En juin 2016, jeune papa vivant à Laval (Mayenne), Maxime Lebigot ne trouve aucun médecin traitant pour le suivi de son fils. "J’ai appelé tous les médecins de la ville et des environs. On m’a répondu de rappeler après l’été", se souvient-il. Mais arrivé septembre, la réponse est la même : "On ne prend plus de nouveaux patients". Le Lavallois se tourne vers l’ARS Pays de Loire, "qui m’a répondu de me rendre aux urgences pédiatriques !". Il se trouve que Maxime Lebigot et son épouse sont tous deux infirmiers à l’hôpital de Laval… « Hors de question pour nous de passer par les urgences pour le suivi de notre fils qui n’a pas de problème de santé particulier ! Dès lors, j’ai décidé d’interpeler députés et sénateurs sur les réseaux sociaux pour alerter sur le manque de médecins dans le département".
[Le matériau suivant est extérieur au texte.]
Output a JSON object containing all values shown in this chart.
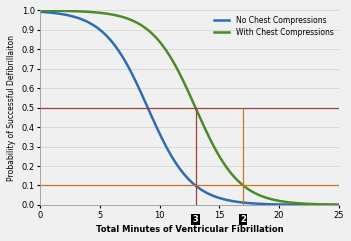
{
  "title": "",
  "xlabel": "Total Minutes of Ventricular Fibrillation",
  "ylabel": "Probability of Successful Defibrillaiton",
  "xlim": [
    0,
    25
  ],
  "ylim": [
    0.0,
    1.0
  ],
  "xticks": [
    0,
    5,
    10,
    15,
    20,
    25
  ],
  "yticks": [
    0.0,
    0.1,
    0.2,
    0.3,
    0.4,
    0.5,
    0.6,
    0.7,
    0.8,
    0.9,
    1.0
  ],
  "blue_label": "No Chest Compressions",
  "green_label": "With Chest Compressions",
  "blue_color": "#2e6db4",
  "green_color": "#4a8c2a",
  "hline_50": 0.5,
  "hline_10": 0.1,
  "hline_color": "#a04040",
  "hline_color_orange": "#c87820",
  "vline_red_x": 13.0,
  "vline_orange_x": 17.0,
  "blue_k": 0.55,
  "blue_t0": 9.0,
  "green_k": 0.55,
  "green_t0": 13.0,
  "background_color": "#f0f0f0",
  "grid_color": "#d0d0d0",
  "legend_fontsize": 5.5,
  "label_fontsize": 6.0,
  "tick_fontsize": 6.0,
  "ylabel_fontsize": 5.5,
  "linewidth": 1.8,
  "hline_linewidth": 0.9,
  "vline_linewidth": 0.9
}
Son appel est repris dans la presse locale. Dans une interview, il appelle les habitants à le contacter s’ils rencontrent le même genre de problème et s’ils ont des idées pour attirer les médecins. "J’ai été submergé de messages… Et c’est à cette occasion que je découvre tout ce qui est déjà fait, tout l’argent investi pour faire venir les praticiens dans notre département ! C’est aberrant selon moi de dépenser de l’argent public pour cela... Des sommes que l’on ne mobilise absolument pas pour les autres professionnels de santé", observe-t-il.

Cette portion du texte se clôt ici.